S’il ne devait en rester qu’un, ce serait lui. Le Faust de Fernando Pessoa reprend le mythe bien connu du savant qui, arrivé au terme de la connaissance de toute chose, bute encore sur l’horreur de l’existence elle-même, énigme impénétrable « que l’esprit ne peut résoudre, ni même concevoir » (préface d’Eduardo Lourenço). Ici, on ne vend pas son âme au diable et c’est tout juste si Méphistophélès apparaît. Plutôt, sur cinq actes composés de courts poèmes, le savant Faust monologue à propos des limites de la connaissance et de la vacuité de l’existence humaine qui en découle, cherche parfois à se divertir de la tragédie de la vie tandis que s’avance l’inéluctable mort, seule réalité perceptible. Une oeuvre dense et servie par une prose magnifique qu’on garde à son chevet.

Faust, Fernando Pessoa, Christian Bourgeois, 295 pp.






Le roman infini

Roman pluriel et culte, livré avec un mode d’emploi, Marelle de Julio Cortazar déconstruit le fait littéraire pour faire jaillir un roman neuf, abordable de toutes les façons et dans lequel on se perd avec délice. Tantôt émouvant quand il s’agit de suivre Horacio et la Sibylle, tantôt complexe lorsque l’on s’imprègne des théories morelliennes, drôle et truculent, aussi, quand on croise Zéphyrin Piriz ou l’inénarrable Berthe Trépat, Marelle est un admirable roman somme et dans lequel on aura plaisir à se replonger, une clope au bec à Paris, ou en suçant un maté dans les rues de Buenos Aires. 

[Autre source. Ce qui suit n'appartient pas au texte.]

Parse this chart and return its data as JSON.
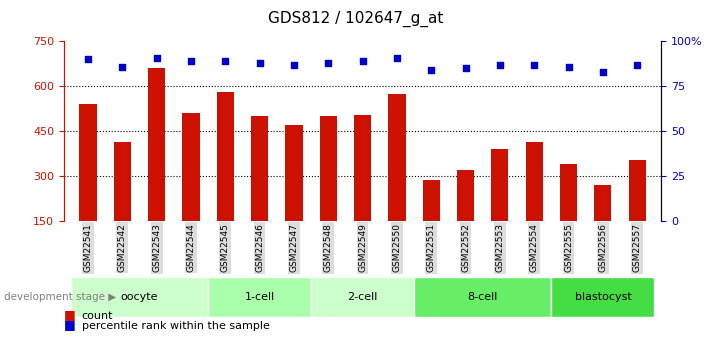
{
  "title": "GDS812 / 102647_g_at",
  "samples": [
    "GSM22541",
    "GSM22542",
    "GSM22543",
    "GSM22544",
    "GSM22545",
    "GSM22546",
    "GSM22547",
    "GSM22548",
    "GSM22549",
    "GSM22550",
    "GSM22551",
    "GSM22552",
    "GSM22553",
    "GSM22554",
    "GSM22555",
    "GSM22556",
    "GSM22557"
  ],
  "counts": [
    540,
    415,
    660,
    510,
    580,
    500,
    470,
    500,
    505,
    575,
    285,
    320,
    390,
    415,
    340,
    270,
    355
  ],
  "percentiles": [
    90,
    86,
    91,
    89,
    89,
    88,
    87,
    88,
    89,
    91,
    84,
    85,
    87,
    87,
    86,
    83,
    87
  ],
  "bar_color": "#cc1100",
  "dot_color": "#0000cc",
  "ylim_left": [
    150,
    750
  ],
  "ylim_right": [
    0,
    100
  ],
  "yticks_left": [
    150,
    300,
    450,
    600,
    750
  ],
  "yticks_right": [
    0,
    25,
    50,
    75,
    100
  ],
  "yticklabels_right": [
    "0",
    "25",
    "50",
    "75",
    "100%"
  ],
  "gridlines": [
    300,
    450,
    600
  ],
  "stages": [
    {
      "label": "oocyte",
      "start": 0,
      "end": 3,
      "color": "#ccffcc"
    },
    {
      "label": "1-cell",
      "start": 4,
      "end": 6,
      "color": "#aaffaa"
    },
    {
      "label": "2-cell",
      "start": 7,
      "end": 9,
      "color": "#ccffcc"
    },
    {
      "label": "8-cell",
      "start": 10,
      "end": 13,
      "color": "#66ee66"
    },
    {
      "label": "blastocyst",
      "start": 14,
      "end": 16,
      "color": "#44dd44"
    }
  ],
  "legend_count_color": "#cc1100",
  "legend_dot_color": "#0000cc",
  "dev_stage_label": "development stage",
  "xlabel_bg": "#dddddd",
  "bar_width": 0.5
}
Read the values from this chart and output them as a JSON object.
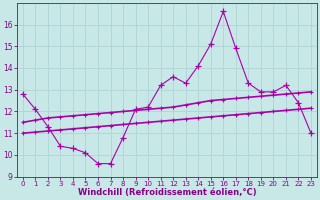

Marelle, Julio Cortazar, Gallimard, 652 pp.






La découverte

Dans Le Plancher, Perrine Le Querrec invente la genèse du Plancher de Jeannot, vaste morceau de bois poinçonné de caractères délivrant leur message paranoïaque et tantôt perçu comme une oeuvre d’art brut ou l’évidence d’une psychose. Triturant le langage comme Jeannot fore ses planches, Le Querrec livre une oeuvre forte et singulière sur le besoin de « déverser le trop-plein ». Grâce à la fiction du Plancher, on comprend toute la tragédie que sous-tend la réalité du Plancher. Quelle que soit l’expression, derrière elle, il y a le besoin : Jeannot la bouche pleine de plancher ; Perrine la bouche pleine de papier ; Paule et la mère, la bouche pleine de terre ; le père la gorge serrée de sang ; et plus loin, les deux cents et nous tous, les yeux pleins de merde. Le Plancher est un texte qui les ouvre.

Le Plancher, Perrine Le Querrec, Les doigts dans la prose, 123 pp.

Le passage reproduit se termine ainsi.